Curiosamente, o que ele descobriu – e, a propósito, o modo como avaliamos a qualidade de uma patente é o que chamamos de citações posteriores: Quantas vezes patentes futuras fazem referência a uma patente mais antiga? – ele descobriu algo muito interessante. Os dados mostram que o número de citações posteriores a patentes apresentadas pelos centros de P&D nos EUA é idêntico ao número de citações posteriores a patentes apresentadas pela subsidiária indiana da mesma companhia, dentro da própria companhia. Então, dentro da companhia, não há diferença entre os índices de citações posteriores das subsidiárias indianas e das subsidiárias norte-americanas. Então este é o primeiro tipo de inovação invisível produzida na Índia.
O segundo tipo de inovação invisível produzida na Índia é o que chamamos de externalização da inovação para companhias indianas, no qual muitas companhias atualmente contratam companhias indianas para fazer a maior parte de seu trabalho de desenvolvimento de produtos globais que serão vendidos para o mundo inteiro. Por exemplo, na indústria farmacêutica, muitas moléculas estão sendo desenvolvidas, mas a maior parte deste trabalho está sendo mandada para a Índia. A XCL Technologies, por exemplo, desenvolveu dois dos sistemas críticos para o novo Boeing 787 Dreamliner, um para evitar colisões no ar, e outro para permitir aterrissagem com visibilidade zero. Mas, evidentemente, quando você embarca num Boeing 787, você não vai saber desta inovação invisível produzida na Índia.
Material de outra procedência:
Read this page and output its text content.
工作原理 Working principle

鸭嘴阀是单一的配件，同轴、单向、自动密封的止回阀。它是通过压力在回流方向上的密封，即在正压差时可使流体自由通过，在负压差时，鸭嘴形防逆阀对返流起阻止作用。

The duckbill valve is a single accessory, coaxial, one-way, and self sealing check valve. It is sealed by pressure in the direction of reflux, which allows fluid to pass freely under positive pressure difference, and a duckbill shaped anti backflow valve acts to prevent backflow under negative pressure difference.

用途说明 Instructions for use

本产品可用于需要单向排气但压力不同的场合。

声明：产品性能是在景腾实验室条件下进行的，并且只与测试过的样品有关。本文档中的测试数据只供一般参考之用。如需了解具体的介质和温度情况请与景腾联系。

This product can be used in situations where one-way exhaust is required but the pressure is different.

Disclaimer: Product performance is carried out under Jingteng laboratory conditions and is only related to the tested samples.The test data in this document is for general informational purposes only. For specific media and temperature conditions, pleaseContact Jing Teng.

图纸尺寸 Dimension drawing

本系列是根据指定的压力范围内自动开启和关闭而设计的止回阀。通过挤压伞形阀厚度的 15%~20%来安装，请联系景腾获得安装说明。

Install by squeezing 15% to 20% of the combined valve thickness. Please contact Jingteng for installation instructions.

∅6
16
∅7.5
O terceiro tipo de inovação invisível produzida na Índia é o que chamamos de inovações de processo, devido a uma injeção de inteligência nas firmas indianas. Inovação de processo é diferente de inovação de produto. Tem a ver com a forma como você cria um produto novo ou desenvolve um produto novo ou manufatura um produto novo, mas não com o produto em si.
Somente na Índia milhões de jovens sonham em trabalhar em um call center. É um trabalho sem qualquer perspectiva no Ocidente, feito por quem abandonou o ensino médio. O que acontece quando você coloca centenas de milhares de jovens inteligentes e ambiciosos num trabalho de call center? Logo eles se cansam, começam a inovar, e começam a dizer ao patrão como fazer melhor aquele trabalho, e dessa inovação de processo surgem inovações de produtos, que são então comercializadas ao redor do mundo.
24/7 Customer, por exemplo, renomada companhia de call center, era uma companhia de call center tradicional. Hoje eles estão desenvolvendo ferramentas analíticas para fazer modelagem preditiva, de forma que antes de atender o telefone, você possa adivinhar ou prever sobre o quê é a chamada. Isso por causa de uma injeção de inteligência em um processo que foi considerado morto por um longo tempo no Ocidente.
E o último tipo de inovação invisível produzida na Índia é o que chamamos de inovação da gestão. Não é um novo produto nem um novo processo, mas um novo modo de organizar o trabalho, e a mais significativa inovação da gestão já produzida na Índia, inventada pela indústria indiana de externalização, é o que chamamos de modelo de entrega global. O modelo de entrega global permite que você pegue tarefas geograficamente localizadas, separe-as em partes, mande estas partes para lugares do mundo nos quais existam experiência e estrutura de custos, e então especifique os meios para reintegrá-las. Sem isso, nós não poderíamos ter nenhuma das outras inovações invisíveis hoje.
Então, o que nós estamos descobrindo em nossa pequisa é que, se os produtos para consumidores finais são a ponta visível do iceberg da inovação, a Índia está bem representada na grande porção invisível, submersa do iceberg da inovação.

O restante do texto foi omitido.